The senior executives of the defendant hospitals created and enforced these agreements for several years. In the words of one ProMedica communications specialist: "The agreement is that they stay [out] of our market and we stay out of theirs unless we decide to collaborate with them on a particular project." The Government characterized the hospitals’ agreements as "naked restraints of trade that are per se unlawful under Section 1 of the Sherman Act" as well as state antitrust law.

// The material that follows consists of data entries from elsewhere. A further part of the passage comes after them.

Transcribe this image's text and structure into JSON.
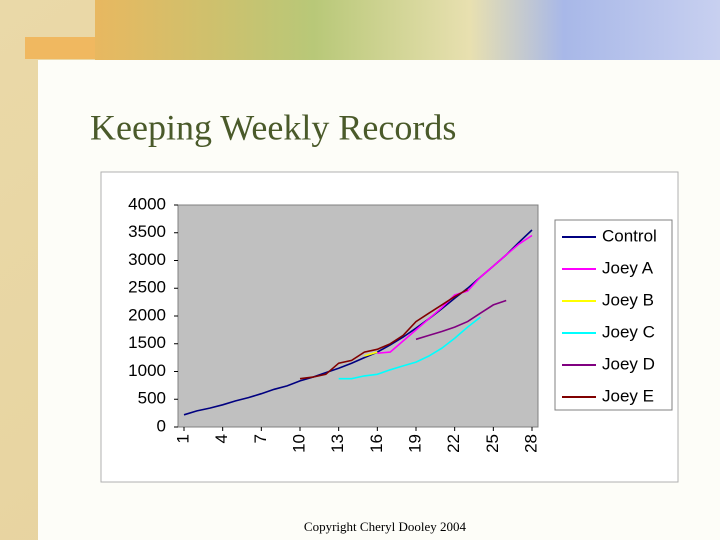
{
  "slide": {
    "title": "Keeping Weekly Records",
    "footer": "Copyright Cheryl Dooley 2004"
  },
  "chart_data": {
    "type": "line",
    "x": [
      1,
      2,
      3,
      4,
      5,
      6,
      7,
      8,
      9,
      10,
      11,
      12,
      13,
      14,
      15,
      16,
      17,
      18,
      19,
      20,
      21,
      22,
      23,
      24,
      25,
      26,
      27,
      28
    ],
    "xlim": [
      1,
      28
    ],
    "xticks": [
      1,
      4,
      7,
      10,
      13,
      16,
      19,
      22,
      25,
      28
    ],
    "ylim": [
      0,
      4000
    ],
    "yticks": [
      0,
      500,
      1000,
      1500,
      2000,
      2500,
      3000,
      3500,
      4000
    ],
    "grid": false,
    "legend": "right",
    "series": [
      {
        "name": "Control",
        "color": "#000080",
        "values": [
          220,
          290,
          340,
          400,
          470,
          530,
          600,
          680,
          740,
          830,
          900,
          980,
          1060,
          1150,
          1250,
          1350,
          1480,
          1620,
          1780,
          1950,
          2130,
          2320,
          2500,
          2700,
          2900,
          3100,
          3330,
          3550
        ]
      },
      {
        "name": "Joey A",
        "color": "#ff00ff",
        "values": [
          null,
          null,
          null,
          null,
          null,
          null,
          null,
          null,
          null,
          null,
          null,
          null,
          null,
          null,
          null,
          1330,
          1350,
          1550,
          1750,
          1950,
          2150,
          2380,
          2450,
          2700,
          2900,
          3100,
          3300,
          3450
        ]
      },
      {
        "name": "Joey B",
        "color": "#ffff00",
        "values": [
          null,
          null,
          null,
          null,
          null,
          null,
          null,
          null,
          null,
          null,
          null,
          null,
          null,
          null,
          1280,
          1350,
          null,
          null,
          null,
          null,
          null,
          null,
          null,
          null,
          null,
          null,
          null,
          null
        ]
      },
      {
        "name": "Joey C",
        "color": "#00ffff",
        "values": [
          null,
          null,
          null,
          null,
          null,
          null,
          null,
          null,
          null,
          null,
          null,
          null,
          870,
          870,
          920,
          950,
          1030,
          1100,
          1170,
          1280,
          1420,
          1600,
          1800,
          1980,
          null,
          null,
          null,
          null
        ]
      },
      {
        "name": "Joey D",
        "color": "#800080",
        "values": [
          null,
          null,
          null,
          null,
          null,
          null,
          null,
          null,
          null,
          null,
          null,
          null,
          null,
          null,
          null,
          null,
          null,
          null,
          1580,
          1650,
          1720,
          1800,
          1900,
          2050,
          2200,
          2280,
          null,
          null
        ]
      },
      {
        "name": "Joey E",
        "color": "#800000",
        "values": [
          null,
          null,
          null,
          null,
          null,
          null,
          null,
          null,
          null,
          870,
          900,
          950,
          1150,
          1200,
          1350,
          1400,
          1500,
          1650,
          1900,
          2050,
          2200,
          2350,
          2480,
          null,
          null,
          null,
          null,
          null
        ]
      }
    ]
  }
}
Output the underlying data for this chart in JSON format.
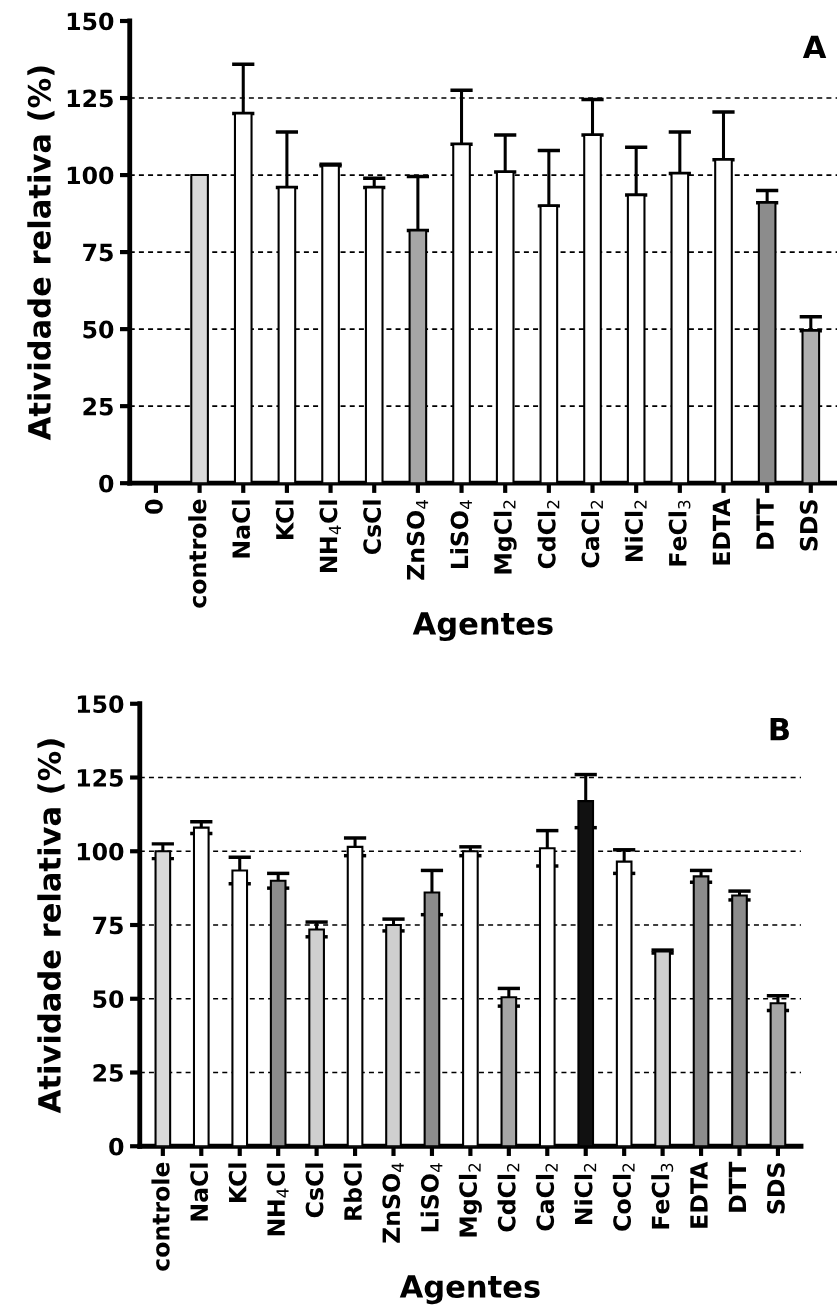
{
  "chart_data": [
    {
      "type": "bar",
      "ylabel": "Atividade relativa (%)",
      "xlabel": "Agentes",
      "annotations": [
        "A"
      ],
      "categories": [
        "0",
        "controle",
        "NaCl",
        "KCl",
        "NH$_{4}$Cl",
        "CsCl",
        "ZnSO$_{4}$",
        "LiSO$_{4}$",
        "MgCl$_{2}$",
        "CdCl$_{2}$",
        "CaCl$_{2}$",
        "NiCl$_{2}$",
        "FeCl$_{3}$",
        "EDTA",
        "DTT",
        "SDS"
      ],
      "values": [
        null,
        100,
        120,
        96,
        103,
        96,
        82,
        110,
        101,
        90,
        113,
        93.5,
        100.5,
        105,
        91,
        49.5
      ],
      "errors": [
        null,
        null,
        [
          120,
          136
        ],
        [
          96,
          114
        ],
        [
          103,
          103.5
        ],
        [
          96,
          99
        ],
        [
          82,
          99.5
        ],
        [
          110,
          127.5
        ],
        [
          101,
          113
        ],
        [
          90,
          108
        ],
        [
          113,
          124.5
        ],
        [
          93.5,
          109
        ],
        [
          100.5,
          114
        ],
        [
          105,
          120.5
        ],
        [
          91,
          95
        ],
        [
          49.5,
          54
        ]
      ],
      "colors": [
        "#ffffff",
        "#d9d9d9",
        "#ffffff",
        "#ffffff",
        "#ffffff",
        "#ffffff",
        "#a6a6a6",
        "#ffffff",
        "#ffffff",
        "#ffffff",
        "#ffffff",
        "#ffffff",
        "#ffffff",
        "#ffffff",
        "#8c8c8c",
        "#b0b0b0"
      ],
      "ylim": [
        0,
        150
      ],
      "yticks": [
        0,
        25,
        50,
        75,
        100,
        125,
        150
      ],
      "grid": "y",
      "legend": false
    },
    {
      "type": "bar",
      "ylabel": "Atividade relativa (%)",
      "xlabel": "Agentes",
      "annotations": [
        "B"
      ],
      "categories": [
        "controle",
        "NaCl",
        "KCl",
        "NH$_{4}$Cl",
        "CsCl",
        "RbCl",
        "ZnSO$_{4}$",
        "LiSO$_{4}$",
        "MgCl$_{2}$",
        "CdCl$_{2}$",
        "CaCl$_{2}$",
        "NiCl$_{2}$",
        "CoCl$_{2}$",
        "FeCl$_{3}$",
        "EDTA",
        "DTT",
        "SDS"
      ],
      "values": [
        100,
        108,
        93.5,
        90,
        73.5,
        101.5,
        75,
        86,
        100,
        50.5,
        101,
        117,
        96.5,
        66,
        91.5,
        85,
        48.5
      ],
      "errors": [
        2.5,
        2,
        4.5,
        2.5,
        2.5,
        3,
        2,
        7.5,
        1.5,
        3,
        6,
        9,
        4,
        0.5,
        2,
        1.5,
        2.5
      ],
      "colors": [
        "#d9d9d9",
        "#ffffff",
        "#ffffff",
        "#8c8c8c",
        "#cfcfcf",
        "#ffffff",
        "#cfcfcf",
        "#8c8c8c",
        "#ffffff",
        "#a6a6a6",
        "#ffffff",
        "#111111",
        "#ffffff",
        "#cfcfcf",
        "#8c8c8c",
        "#8c8c8c",
        "#a6a6a6"
      ],
      "ylim": [
        0,
        150
      ],
      "yticks": [
        0,
        25,
        50,
        75,
        100,
        125,
        150
      ],
      "grid": "y",
      "legend": false
    }
  ]
}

With the complaint, the Government filed a stipulation and proposed final judgment as to Hillsdale, Branch, and ProMedica. The final judgment enjoins the settling defendants from (1) agreeing with any health care provider to prohibit or limit marketing or to allocate geographic markets or territories, and (2) communicating with any other defendant about any defendant’s marketing in its or the other defendant’s county. The proposed settlement also requires each defendant to appoint an antitrust compliance officer within 30 days of the entry of final judgment. The action will continue against Allegiance, which declined the Government’s settlement offer and issued a statement maintaining that "regulators have misinterpreted Allegiance’s conduct."

This case is an important reminder that antitrust authorities may vigorously prosecute marketing agreements that disrupt the competitive process. Because marketing is a key component of competition between rival health systems, hospitals and other health care providers must be vigilant to avoid conduct that could be perceived as market allocation.